Не отвечая, Гюре неопределенно махнул рукой. В сущности говоря, он теперь плевал на все, его дело было сделано. У него была теперь одна забота — выполнить поручение Ругона, и притом как можно искуснее, с наименьшим ущербом для себя самого.

— Так вот, дорогой мой, как я уже сказал, я пришел дать вам один бескорыстный совет…

Вот он: будьте благоразумны, ваш брат взбешен и без церемонии бросит вас, если вы окажетесь побежденным.

— Он сам просил вас сообщить мне это? — невозмутимо спросил Саккар, подавив свой гнев.
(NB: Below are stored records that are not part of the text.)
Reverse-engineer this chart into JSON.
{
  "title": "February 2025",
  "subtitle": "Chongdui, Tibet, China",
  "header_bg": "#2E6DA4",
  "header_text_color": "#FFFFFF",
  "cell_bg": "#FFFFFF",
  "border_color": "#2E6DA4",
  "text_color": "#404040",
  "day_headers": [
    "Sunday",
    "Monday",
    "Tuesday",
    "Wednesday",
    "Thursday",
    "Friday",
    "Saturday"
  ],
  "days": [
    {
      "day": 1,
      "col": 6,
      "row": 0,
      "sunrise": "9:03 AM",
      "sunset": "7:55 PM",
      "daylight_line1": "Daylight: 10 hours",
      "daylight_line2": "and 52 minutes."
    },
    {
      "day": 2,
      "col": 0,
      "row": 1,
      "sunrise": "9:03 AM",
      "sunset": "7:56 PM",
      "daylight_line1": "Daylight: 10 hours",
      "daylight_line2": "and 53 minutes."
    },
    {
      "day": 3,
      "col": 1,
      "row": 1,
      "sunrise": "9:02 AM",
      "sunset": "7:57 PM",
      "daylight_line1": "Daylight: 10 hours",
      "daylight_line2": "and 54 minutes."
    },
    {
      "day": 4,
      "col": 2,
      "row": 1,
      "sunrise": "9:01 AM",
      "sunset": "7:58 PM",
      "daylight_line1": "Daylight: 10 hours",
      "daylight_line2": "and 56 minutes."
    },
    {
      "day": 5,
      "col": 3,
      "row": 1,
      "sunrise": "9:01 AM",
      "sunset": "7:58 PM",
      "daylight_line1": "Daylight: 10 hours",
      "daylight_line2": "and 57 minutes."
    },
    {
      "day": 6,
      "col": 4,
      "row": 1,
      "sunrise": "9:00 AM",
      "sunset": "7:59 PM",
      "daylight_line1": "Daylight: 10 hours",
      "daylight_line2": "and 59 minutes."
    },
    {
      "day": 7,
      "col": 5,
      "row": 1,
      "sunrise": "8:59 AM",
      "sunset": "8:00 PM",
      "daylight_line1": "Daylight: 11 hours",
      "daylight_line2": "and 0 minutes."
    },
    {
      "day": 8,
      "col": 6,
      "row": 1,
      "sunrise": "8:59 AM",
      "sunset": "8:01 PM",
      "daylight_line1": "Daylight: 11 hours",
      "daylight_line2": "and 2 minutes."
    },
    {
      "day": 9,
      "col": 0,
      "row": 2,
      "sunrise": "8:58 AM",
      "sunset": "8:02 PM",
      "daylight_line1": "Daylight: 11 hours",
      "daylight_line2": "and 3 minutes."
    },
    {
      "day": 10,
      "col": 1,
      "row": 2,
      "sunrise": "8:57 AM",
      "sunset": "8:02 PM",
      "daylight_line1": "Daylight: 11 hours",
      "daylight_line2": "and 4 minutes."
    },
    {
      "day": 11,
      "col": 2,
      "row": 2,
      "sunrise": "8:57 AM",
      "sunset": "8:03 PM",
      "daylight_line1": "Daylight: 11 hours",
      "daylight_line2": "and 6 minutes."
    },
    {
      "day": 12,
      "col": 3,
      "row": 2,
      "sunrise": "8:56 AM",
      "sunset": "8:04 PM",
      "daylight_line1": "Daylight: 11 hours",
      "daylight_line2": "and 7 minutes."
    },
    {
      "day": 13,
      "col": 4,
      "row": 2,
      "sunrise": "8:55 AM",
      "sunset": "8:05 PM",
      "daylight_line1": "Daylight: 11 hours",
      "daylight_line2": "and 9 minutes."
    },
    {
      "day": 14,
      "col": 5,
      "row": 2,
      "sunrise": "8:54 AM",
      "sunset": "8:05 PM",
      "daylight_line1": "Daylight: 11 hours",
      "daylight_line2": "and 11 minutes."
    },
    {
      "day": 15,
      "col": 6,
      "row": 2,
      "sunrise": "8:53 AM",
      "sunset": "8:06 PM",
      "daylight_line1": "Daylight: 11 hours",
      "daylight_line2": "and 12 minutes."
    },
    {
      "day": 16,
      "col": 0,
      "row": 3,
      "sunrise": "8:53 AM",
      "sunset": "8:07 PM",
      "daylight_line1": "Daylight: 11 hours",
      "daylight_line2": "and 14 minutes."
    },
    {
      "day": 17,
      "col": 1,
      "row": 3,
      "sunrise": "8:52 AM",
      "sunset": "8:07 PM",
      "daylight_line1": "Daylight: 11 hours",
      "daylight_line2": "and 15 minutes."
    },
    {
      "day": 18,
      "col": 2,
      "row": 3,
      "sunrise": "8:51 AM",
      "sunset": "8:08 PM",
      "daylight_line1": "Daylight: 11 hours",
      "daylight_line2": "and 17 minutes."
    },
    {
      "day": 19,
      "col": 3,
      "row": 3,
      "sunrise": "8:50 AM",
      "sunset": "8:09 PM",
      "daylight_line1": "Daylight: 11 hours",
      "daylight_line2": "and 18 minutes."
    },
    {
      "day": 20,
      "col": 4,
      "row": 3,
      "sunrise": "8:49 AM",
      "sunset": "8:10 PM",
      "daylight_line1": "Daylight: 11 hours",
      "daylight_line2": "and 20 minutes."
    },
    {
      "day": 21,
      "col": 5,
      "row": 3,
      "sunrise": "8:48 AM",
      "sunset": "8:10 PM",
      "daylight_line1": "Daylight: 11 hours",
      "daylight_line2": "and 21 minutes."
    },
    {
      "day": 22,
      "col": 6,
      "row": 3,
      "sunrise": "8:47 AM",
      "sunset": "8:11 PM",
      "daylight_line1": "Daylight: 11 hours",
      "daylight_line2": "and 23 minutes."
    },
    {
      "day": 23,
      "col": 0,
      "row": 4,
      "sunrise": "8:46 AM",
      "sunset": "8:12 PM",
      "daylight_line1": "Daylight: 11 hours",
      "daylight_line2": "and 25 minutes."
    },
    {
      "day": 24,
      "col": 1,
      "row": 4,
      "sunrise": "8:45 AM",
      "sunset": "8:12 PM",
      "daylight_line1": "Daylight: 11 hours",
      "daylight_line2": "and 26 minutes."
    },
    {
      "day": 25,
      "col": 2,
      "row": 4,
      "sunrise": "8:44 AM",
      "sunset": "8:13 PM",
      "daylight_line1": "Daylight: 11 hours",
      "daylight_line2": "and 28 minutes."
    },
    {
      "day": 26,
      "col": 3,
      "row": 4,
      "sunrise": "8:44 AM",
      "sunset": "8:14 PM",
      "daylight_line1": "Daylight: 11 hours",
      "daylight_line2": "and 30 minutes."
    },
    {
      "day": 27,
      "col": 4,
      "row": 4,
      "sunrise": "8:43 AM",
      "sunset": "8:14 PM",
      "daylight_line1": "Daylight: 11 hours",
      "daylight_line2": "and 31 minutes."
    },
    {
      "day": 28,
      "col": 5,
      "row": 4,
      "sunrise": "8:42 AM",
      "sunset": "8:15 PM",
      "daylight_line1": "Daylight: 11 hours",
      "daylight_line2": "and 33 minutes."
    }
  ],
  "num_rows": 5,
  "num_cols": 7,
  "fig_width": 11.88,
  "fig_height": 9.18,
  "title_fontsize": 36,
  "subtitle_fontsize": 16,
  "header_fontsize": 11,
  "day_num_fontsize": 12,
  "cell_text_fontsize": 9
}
После минутного колебания депутат предпочел сознаться:

— Ну, что ж… Пусть так, это он… Но только не думайте, что его раздражение хоть в какой-нибудь степени объясняется нападками «Надежды». Он выше этих уколов самолюбия. Дело не в этом, но подумайте сами, насколько католическая кампания вашей газеты мешает его теперешней политике. После этих несчастных осложнений с Римом все духовенство повернулось к нему спиной, вот только недавно ему опять пришлось осудить одного епископа за нарушение конкордата. И для нападок на него вы, как нарочно, выбрали такой момент, когда ему и без того трудно противостоять либеральному движению, порожденному реформами Девятнадцатого января, а ведь он решился прибегнуть к ним только для того, чтобы потом осторожно обезвредить их. Послушайте, вы его брат — подумайте сами, может ли он быть этим доволен?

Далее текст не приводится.